Le bismuth est un élément lourd, de masse 209. Le rayon ionique de Bi3+ est 1,2 Angström, mais Bi3+ n’existe qu’en milieu très acide. En absence de traitement, il y a très peu de bismuth dans l’organisme: sa concentration plasmatique est inférieure à 1 microgramme par litre. Le bismuth n’a pas de rôle physiologique connu.
En France, le bismuth sous différentes formes a été largement utilisé en dans le traitement de l’ulcère gastro-duodénal et dans diverses indications digestives : diarrhée, constipation, colites. Entre 1964 et 1974, la consommation de bismuth en thérapeutique a été multipliée par quatre pour atteindre 800 tonnes par an. Le bismuth était utilisé à posologie élevée, sans période d’interruption, sans aucune limitation de durée. Pourtant les précautions d’emploi clairement précisées avant 1910 demandaient que le bismuth soit prescrit en cures discontinues.
Vers 1974 ont été décelées des encéphalopathies indiscutablement liées à la prise de bismuth. Ces encéphalopathies comportaient en général une phase prodromique et une phase aiguë. On observait :
- dans la phase prodromique, des troubles peu spécifiques, asthénie, perte de mémoire, insomnie, céphalées
- dans la phase aiguë, des troubles neurologiques, dysarthrie, ataxie, troubles de la marche, myoclonies, tremblements, désorientation, agitation, troubles de la mémoire, état confusionnel, hallucinations, convulsions
- à l’arrêt du bismuth, en quelques jours une amélioration du tableau clinique, mais il persistait pendant quelques mois une asthénie, des troubles de mémoire et du sommeil, des céphalées.
La fréquence et la gravité de ces intoxications, environ 1 000 cas, ont conduit le Ministère de la Santé à le retirer du commerce.

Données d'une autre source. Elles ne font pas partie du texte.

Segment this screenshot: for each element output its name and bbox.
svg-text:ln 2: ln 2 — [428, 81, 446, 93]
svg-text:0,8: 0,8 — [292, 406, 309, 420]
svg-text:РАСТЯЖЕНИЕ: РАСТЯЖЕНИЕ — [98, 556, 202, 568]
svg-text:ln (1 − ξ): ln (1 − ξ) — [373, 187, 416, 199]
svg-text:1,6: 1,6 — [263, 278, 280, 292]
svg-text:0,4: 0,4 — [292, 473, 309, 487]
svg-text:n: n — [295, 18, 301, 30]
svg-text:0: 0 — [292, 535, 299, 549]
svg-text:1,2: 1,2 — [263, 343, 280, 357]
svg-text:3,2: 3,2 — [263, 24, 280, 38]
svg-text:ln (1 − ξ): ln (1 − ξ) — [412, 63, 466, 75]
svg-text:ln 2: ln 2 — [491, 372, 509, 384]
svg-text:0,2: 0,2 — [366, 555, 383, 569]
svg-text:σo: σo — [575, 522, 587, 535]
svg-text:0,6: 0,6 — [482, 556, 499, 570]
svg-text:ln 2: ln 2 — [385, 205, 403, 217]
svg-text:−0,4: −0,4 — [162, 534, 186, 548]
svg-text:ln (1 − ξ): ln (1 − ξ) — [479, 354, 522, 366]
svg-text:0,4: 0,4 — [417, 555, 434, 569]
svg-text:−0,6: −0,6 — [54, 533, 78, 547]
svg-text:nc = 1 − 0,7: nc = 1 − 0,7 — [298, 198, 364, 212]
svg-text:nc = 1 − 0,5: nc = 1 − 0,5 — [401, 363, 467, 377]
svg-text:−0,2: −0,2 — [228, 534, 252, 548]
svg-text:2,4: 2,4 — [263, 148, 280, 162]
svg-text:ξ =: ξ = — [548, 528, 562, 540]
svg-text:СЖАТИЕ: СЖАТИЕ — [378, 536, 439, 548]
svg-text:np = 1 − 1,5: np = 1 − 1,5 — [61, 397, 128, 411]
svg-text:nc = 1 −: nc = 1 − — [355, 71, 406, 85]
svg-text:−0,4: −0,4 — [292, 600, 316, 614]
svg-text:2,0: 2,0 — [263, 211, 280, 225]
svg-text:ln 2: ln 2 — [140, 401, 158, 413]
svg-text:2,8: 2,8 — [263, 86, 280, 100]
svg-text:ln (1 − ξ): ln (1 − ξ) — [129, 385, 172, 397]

A l’étranger, le bismuth est utilisé en thérapeutique sous forme de sous-citrate de bismuth-colloïdal. Il a une indication unique, le traitement de l’ulcère gastroduodénal. Son efficacité dans cette indication semble résulter de l’éradication du germe Hélicobacter pylori qui joue un rôle déterminant dans la genèse de l’ulcère.
Au cours des traitements par le sous-citrate de bismuth, même à posologie faible, la concentration plasmatique de bismuth, normalement inférieure à 1 microgramme par litre s’élève à à environ 10 microgrammes par litre et on trouve du bismuth dans l’urine. Ceci montre que, comme les autres préparations à base de bismuth, il est lui-aussi partiellement absorbé par le tube digestif.

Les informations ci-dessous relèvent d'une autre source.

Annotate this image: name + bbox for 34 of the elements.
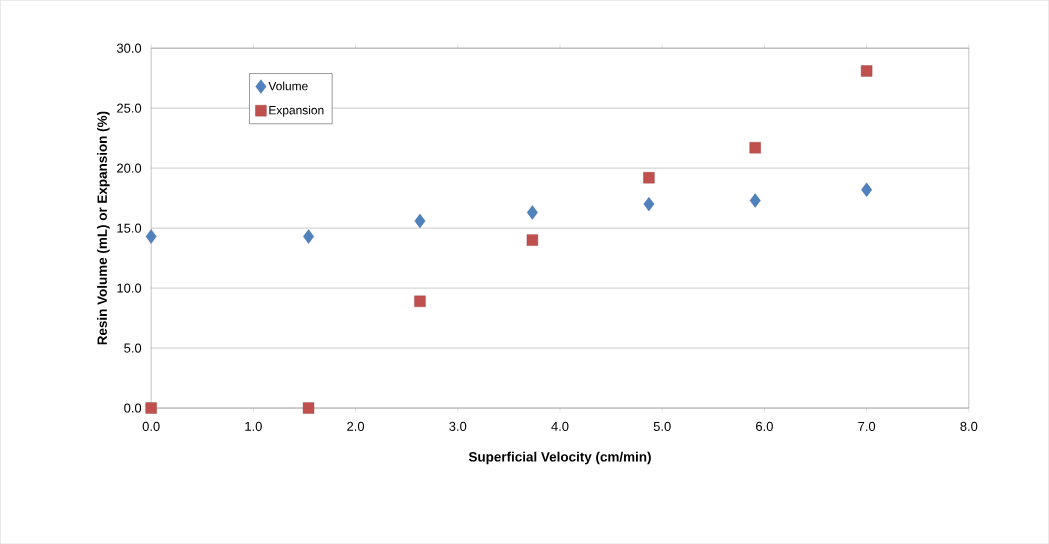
- point: [749, 193, 761, 208]
- point: [302, 402, 315, 414]
- y-tick-label: 5.0: [124, 343, 142, 353]
- point: [749, 141, 761, 154]
- y-axis-title: Resin Volume (mL) or Expansion (%): [97, 111, 110, 345]
- point: [145, 229, 157, 244]
- x-tick-label: 2.0: [347, 421, 365, 431]
- y-tick-label: 30.0: [116, 43, 142, 53]
- point: [526, 205, 538, 220]
- x-tick-label: 8.0: [960, 421, 978, 431]
- y-tick-label: 15.0: [117, 223, 142, 233]
- legend-label: Expansion: [269, 105, 324, 117]
- x-tick-label: 1.0: [245, 421, 262, 431]
- y-tick-label: 20.0: [117, 163, 142, 173]
- point: [643, 171, 655, 184]
- point: [414, 295, 426, 307]
- x-tick-label: 5.0: [653, 421, 671, 431]
- point: [414, 213, 426, 228]
- point: [861, 182, 873, 197]
- y-tick-label: 25.0: [117, 103, 142, 113]
- x-tick-label: 4.0: [551, 421, 569, 431]
- point: [526, 234, 539, 246]
- point: [860, 65, 873, 77]
- point: [145, 402, 157, 414]
- legend-label: Volume: [268, 81, 308, 91]
- x-tick-label: 3.0: [449, 421, 467, 431]
- x-tick-label: 7.0: [858, 421, 876, 431]
- point: [303, 229, 314, 244]
- x-tick-label: 0.0: [142, 421, 160, 431]
- y-tick-label: 10.0: [117, 283, 142, 293]
- x-tick-label: 6.0: [756, 421, 773, 431]
- y-tick-label: 0.0: [124, 403, 142, 413]
- point: [643, 196, 655, 212]
- x-axis-title: Superficial Velocity (cm/min): [468, 451, 651, 465]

Le sous-citrate de bismuth n’est probablement pas très différent des autres préparations à base de bismuth mais il n’a pas les mêmes effets indésirables pour trois raisons :
- Il n’a qu’une seule indication, l’ulcère gastro-duodénal et le bismuth utilisé dans cette indication n’a guère entraîné d’encéphalopathies en France.

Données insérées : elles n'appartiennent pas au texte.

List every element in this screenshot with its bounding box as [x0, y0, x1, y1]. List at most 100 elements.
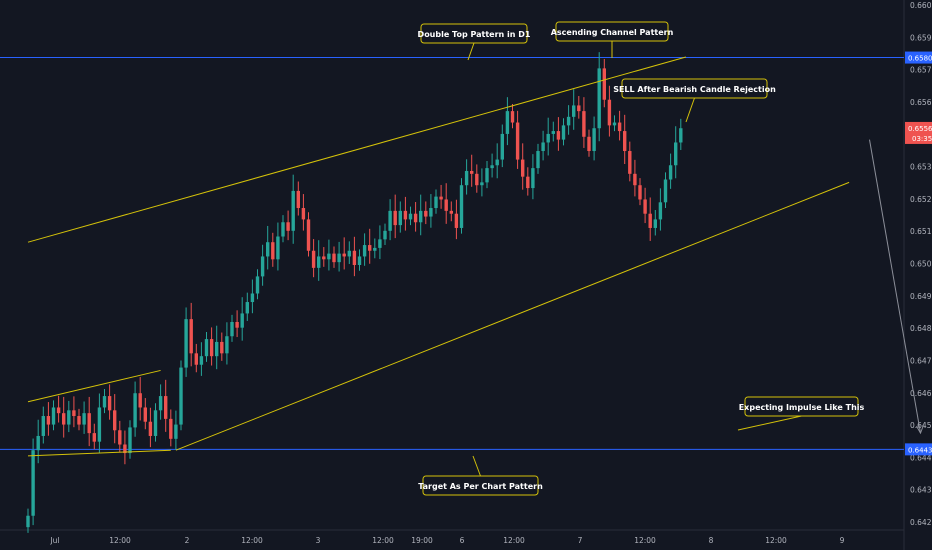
candle-body[interactable]	[225, 336, 229, 354]
callout-target-box[interactable]	[422, 475, 539, 496]
flag-upper-line[interactable]	[27, 369, 161, 403]
candle-body[interactable]	[56, 407, 61, 414]
candle-body[interactable]	[158, 396, 163, 411]
candle-body[interactable]	[220, 341, 224, 354]
candle-body[interactable]	[429, 208, 433, 217]
candle-body[interactable]	[204, 339, 209, 357]
candle-body[interactable]	[174, 424, 178, 439]
candle-body[interactable]	[617, 122, 622, 132]
candle-body[interactable]	[327, 253, 331, 260]
candle-body[interactable]	[572, 105, 576, 117]
candle-body[interactable]	[419, 210, 423, 223]
candle-body[interactable]	[62, 413, 66, 425]
candle-body[interactable]	[352, 250, 357, 265]
candle-body[interactable]	[546, 133, 550, 143]
candle-body[interactable]	[82, 413, 86, 425]
candle-body[interactable]	[311, 250, 316, 268]
candle-body[interactable]	[255, 276, 260, 294]
candle-body[interactable]	[368, 245, 372, 251]
candle-body[interactable]	[184, 319, 188, 368]
candle-body[interactable]	[92, 433, 96, 442]
candle-body[interactable]	[449, 210, 453, 214]
candle-body[interactable]	[240, 313, 244, 328]
channel-lower-line[interactable]	[175, 181, 850, 451]
candle-body[interactable]	[424, 210, 428, 217]
candle-body[interactable]	[388, 210, 392, 231]
callout-sell-rejection-box[interactable]	[621, 78, 768, 99]
candle-body[interactable]	[26, 515, 30, 528]
candle-body[interactable]	[332, 253, 336, 263]
candle-body[interactable]	[582, 111, 586, 137]
candle-body[interactable]	[281, 222, 285, 237]
candle-body[interactable]	[169, 418, 173, 439]
candle-body[interactable]	[398, 210, 402, 226]
candle-body[interactable]	[266, 242, 270, 257]
candle-body[interactable]	[597, 68, 601, 129]
candle-body[interactable]	[434, 196, 438, 209]
candle-body[interactable]	[373, 247, 377, 251]
candle-body[interactable]	[276, 236, 280, 260]
candle-body[interactable]	[77, 416, 81, 425]
candle-body[interactable]	[454, 213, 459, 228]
candle-body[interactable]	[107, 396, 112, 411]
candle-body[interactable]	[235, 321, 239, 328]
candle-body[interactable]	[500, 133, 504, 160]
candle-body[interactable]	[658, 202, 663, 220]
candle-body[interactable]	[475, 173, 479, 186]
candle-body[interactable]	[643, 199, 647, 214]
candle-body[interactable]	[306, 219, 311, 251]
candle-body[interactable]	[439, 196, 443, 200]
candle-body[interactable]	[505, 111, 510, 134]
candle-body[interactable]	[31, 450, 35, 516]
candle-body[interactable]	[541, 142, 545, 152]
candle-body[interactable]	[653, 219, 657, 228]
candle-body[interactable]	[189, 319, 193, 354]
candle-body[interactable]	[347, 250, 351, 257]
callout-double-top-box[interactable]	[420, 23, 528, 44]
candle-body[interactable]	[291, 190, 295, 231]
candle-body[interactable]	[362, 245, 367, 257]
candle-body[interactable]	[408, 213, 413, 220]
candle-body[interactable]	[444, 199, 448, 211]
candle-body[interactable]	[495, 159, 499, 166]
candle-body[interactable]	[317, 256, 321, 268]
candle-body[interactable]	[51, 407, 56, 425]
candle-body[interactable]	[510, 111, 515, 123]
candle-body[interactable]	[480, 182, 484, 186]
candle-body[interactable]	[623, 131, 627, 152]
candle-body[interactable]	[153, 410, 158, 436]
candle-body[interactable]	[668, 165, 673, 180]
candle-body[interactable]	[123, 444, 127, 454]
candle-body[interactable]	[521, 159, 525, 177]
candle-body[interactable]	[577, 105, 581, 112]
candle-body[interactable]	[138, 393, 142, 408]
candle-body[interactable]	[102, 396, 107, 408]
callout-ascending-channel-box[interactable]	[555, 21, 669, 42]
candle-body[interactable]	[383, 230, 387, 240]
candle-body[interactable]	[72, 410, 76, 417]
candle-body[interactable]	[648, 213, 652, 228]
channel-upper-line[interactable]	[27, 56, 687, 243]
candle-body[interactable]	[413, 213, 418, 223]
candle-body[interactable]	[602, 68, 606, 100]
candle-body[interactable]	[67, 410, 71, 425]
callout-expecting-impulse-box[interactable]	[744, 396, 859, 417]
candle-body[interactable]	[612, 122, 617, 126]
candle-body[interactable]	[526, 176, 530, 189]
candle-body[interactable]	[551, 131, 555, 134]
candle-body[interactable]	[286, 222, 290, 231]
candle-body[interactable]	[230, 321, 234, 337]
candle-body[interactable]	[674, 142, 678, 166]
candle-body[interactable]	[271, 242, 275, 260]
candle-body[interactable]	[679, 128, 683, 143]
candle-body[interactable]	[296, 190, 300, 209]
candle-body[interactable]	[301, 208, 306, 220]
candle-body[interactable]	[199, 356, 204, 365]
candle-body[interactable]	[209, 339, 214, 357]
candle-body[interactable]	[148, 421, 153, 436]
candle-body[interactable]	[118, 430, 122, 445]
candle-body[interactable]	[403, 210, 408, 220]
candle-body[interactable]	[464, 170, 469, 186]
flag-lower-line[interactable]	[27, 449, 171, 457]
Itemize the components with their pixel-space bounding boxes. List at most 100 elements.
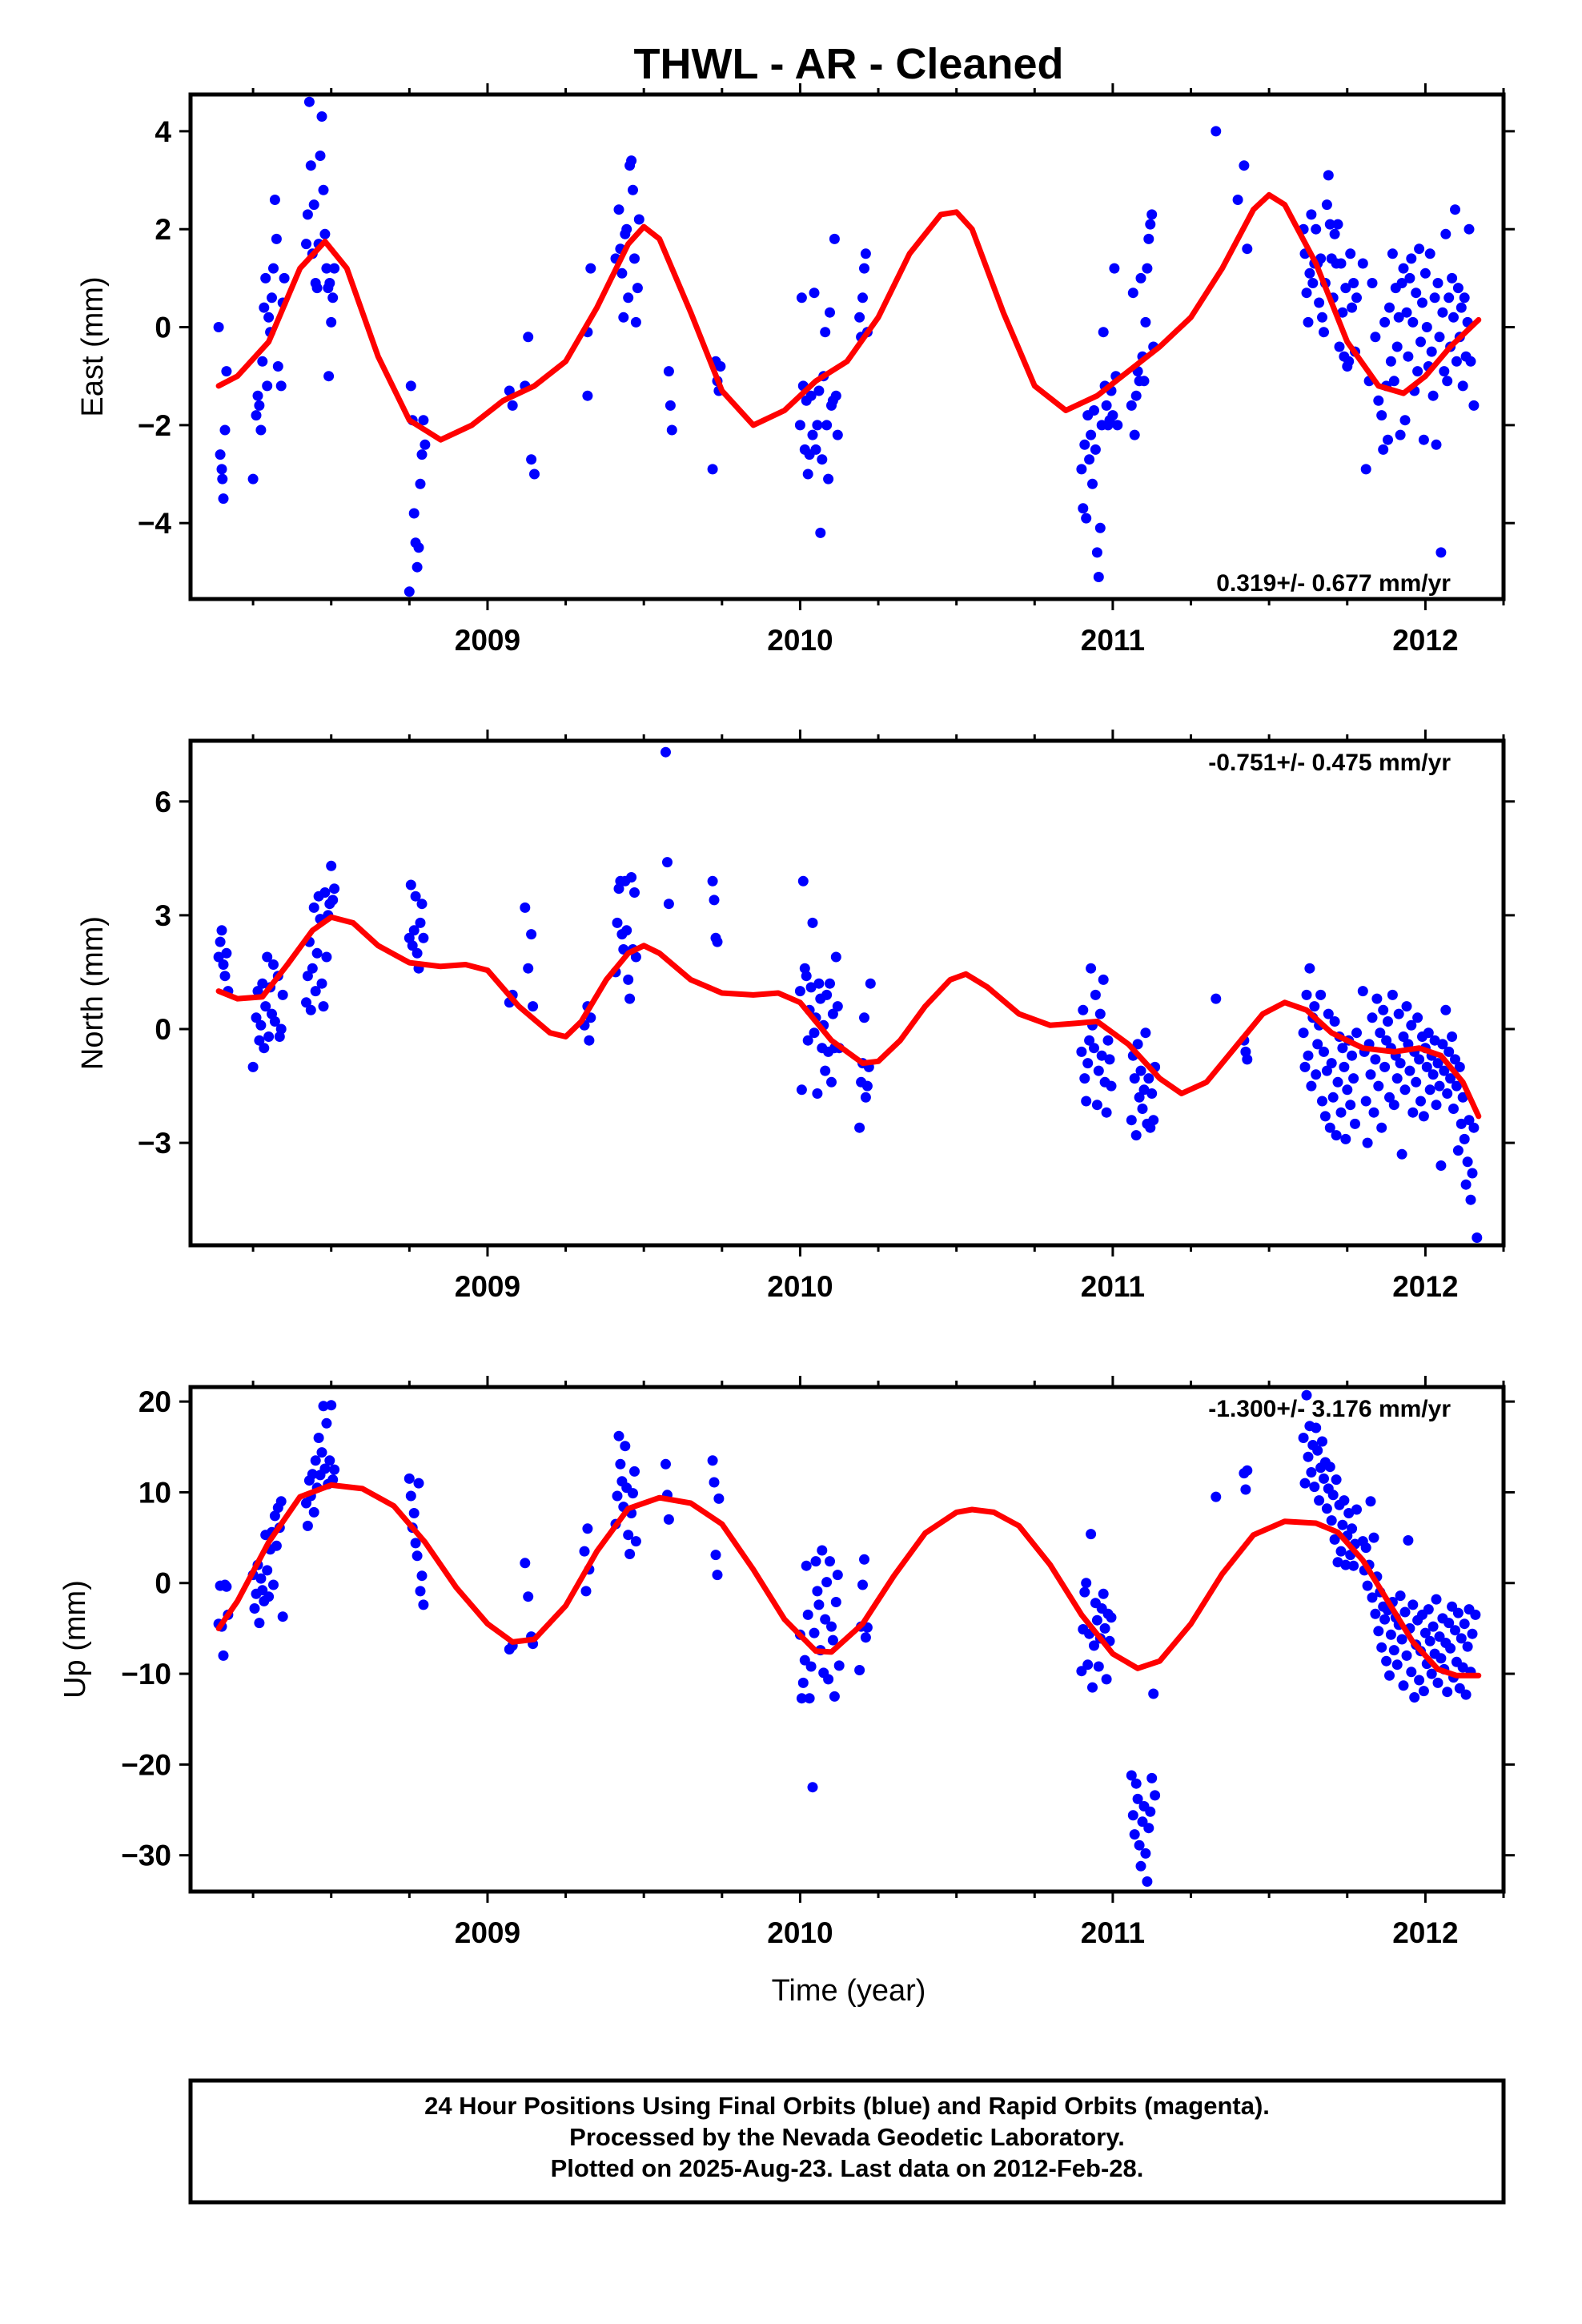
- east-data-point: [1094, 522, 1106, 533]
- up-data-point: [1368, 1532, 1379, 1543]
- up-data-point: [1319, 1473, 1329, 1484]
- north-data-point: [1350, 1118, 1360, 1129]
- east-data-point: [1357, 258, 1368, 269]
- north-y-axis-label: North (mm): [76, 916, 110, 1070]
- north-data-point: [860, 1092, 871, 1103]
- up-data-point: [1317, 1436, 1327, 1447]
- up-data-point: [823, 1674, 834, 1685]
- north-data-point: [1443, 1046, 1455, 1057]
- east-y-tick-label: −2: [138, 409, 171, 442]
- up-data-point: [255, 1573, 267, 1584]
- up-data-point: [830, 1597, 841, 1607]
- up-data-point: [833, 1660, 845, 1671]
- up-data-point: [1454, 1683, 1465, 1694]
- north-data-point: [215, 936, 226, 947]
- east-data-point: [830, 390, 841, 401]
- east-data-point: [812, 420, 823, 431]
- north-data-point: [1370, 1054, 1381, 1065]
- north-data-point: [329, 883, 340, 895]
- up-data-point: [1091, 1614, 1102, 1626]
- up-data-point: [408, 1508, 420, 1518]
- up-data-point: [1431, 1594, 1442, 1605]
- east-data-point: [810, 444, 821, 455]
- east-data-point: [813, 385, 825, 396]
- north-data-point: [415, 917, 426, 928]
- up-data-point: [1129, 1829, 1140, 1840]
- north-data-point: [1347, 1050, 1358, 1061]
- north-data-point: [1146, 1088, 1158, 1099]
- north-data-point: [1093, 1065, 1104, 1076]
- north-data-point: [1324, 1122, 1335, 1133]
- up-data-point: [302, 1520, 313, 1531]
- up-data-point: [580, 1586, 592, 1597]
- east-data-point: [1418, 434, 1429, 445]
- east-frame: [188, 92, 1506, 601]
- east-data-point: [1138, 376, 1150, 387]
- east-data-point: [1385, 356, 1396, 367]
- up-data-point: [1388, 1645, 1399, 1656]
- up-data-point: [1130, 1778, 1142, 1789]
- east-data-point: [1370, 332, 1381, 343]
- east-data-point: [1373, 395, 1384, 406]
- east-data-point: [663, 366, 674, 377]
- east-data-point: [1439, 366, 1450, 377]
- north-model-curve: [215, 914, 1482, 1120]
- north-plot-area: [213, 746, 1483, 1243]
- up-data-point: [805, 1661, 817, 1672]
- up-data-point: [661, 1458, 671, 1470]
- up-data-point: [1321, 1503, 1332, 1514]
- north-data-point: [1129, 1073, 1140, 1084]
- up-y-tick-label: −20: [121, 1748, 171, 1781]
- up-data-point: [807, 1782, 818, 1793]
- east-data-point: [1407, 316, 1419, 328]
- north-data-point: [1329, 1016, 1340, 1027]
- up-data-point: [624, 1549, 636, 1559]
- up-data-point: [218, 1650, 229, 1661]
- north-data-point: [709, 895, 720, 906]
- up-data-point: [307, 1469, 318, 1480]
- up-data-point: [1424, 1635, 1435, 1647]
- up-data-point: [1132, 1793, 1143, 1804]
- north-data-point: [1381, 1035, 1392, 1046]
- north-data-point: [252, 986, 263, 997]
- north-data-point: [1432, 1058, 1443, 1069]
- north-data-point: [1378, 1004, 1389, 1015]
- east-data-point: [1452, 283, 1464, 294]
- up-x-tick-label: 2012: [1392, 1916, 1458, 1949]
- north-data-point: [1309, 1001, 1320, 1012]
- east-data-point: [279, 272, 290, 283]
- up-data-point: [1450, 1625, 1460, 1636]
- north-data-point: [1094, 1008, 1106, 1019]
- north-data-point: [1462, 1156, 1473, 1168]
- north-data-point: [1450, 1054, 1460, 1065]
- up-data-point: [710, 1550, 721, 1561]
- north-data-point: [621, 925, 632, 936]
- north-data-point: [1137, 1104, 1148, 1114]
- north-data-point: [302, 971, 313, 982]
- up-data-point: [797, 1677, 809, 1688]
- up-data-point: [829, 1691, 840, 1702]
- north-data-point: [1435, 1160, 1447, 1171]
- north-data-point: [1384, 1092, 1395, 1103]
- east-data-point: [1130, 390, 1142, 401]
- north-data-point: [1078, 1004, 1089, 1015]
- east-data-point: [260, 272, 271, 283]
- east-data-point: [308, 199, 319, 211]
- north-data-point: [418, 932, 429, 943]
- north-data-point: [624, 993, 636, 1004]
- east-data-point: [1435, 547, 1447, 558]
- east-x-tick-label: 2009: [455, 624, 520, 657]
- east-data-point: [329, 263, 340, 274]
- east-data-point: [1129, 429, 1140, 440]
- east-data-point: [311, 283, 323, 294]
- east-data-point: [1384, 302, 1395, 313]
- east-data-point: [1319, 327, 1329, 338]
- north-data-point: [1357, 986, 1368, 997]
- up-data-point: [809, 1627, 820, 1638]
- north-data-point: [1399, 1084, 1411, 1096]
- up-data-point: [1467, 1628, 1478, 1639]
- north-x-tick-label: 2012: [1392, 1270, 1458, 1303]
- north-data-point: [797, 875, 809, 887]
- up-data-point: [262, 1565, 273, 1576]
- up-data-point: [418, 1599, 429, 1610]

- La quantité de bismuth qu’il apporte quotidiennement est incomparablement plus faible que celle qui était prescrite en France avant 1974.
- Sa prescription comporte des interruptions: prise pendant un mois suivie d’un arrêt de deux mois.
La physiopathologie de l’intoxication bismuthique n’a pas encore été élucidée. Les diverses hypothèses explicatives proposées jusqu’à présent ne sont guère convaincantes. Pourtant la mise en évidence du ou des mécanismes responsables de la toxicité du bismuth permettrait peut-être d’autoriser à nouveau son utilisation en France selon des modalités bien déterminées et dans des indications précises, en particulier pour son effet bactéricide vis-à-vis de Helicobacter pylori.
Le bismuth est disponible dans certains pays sous forme de citrate (DENOL*) et de complexe citrate de bismuth- ranitidine.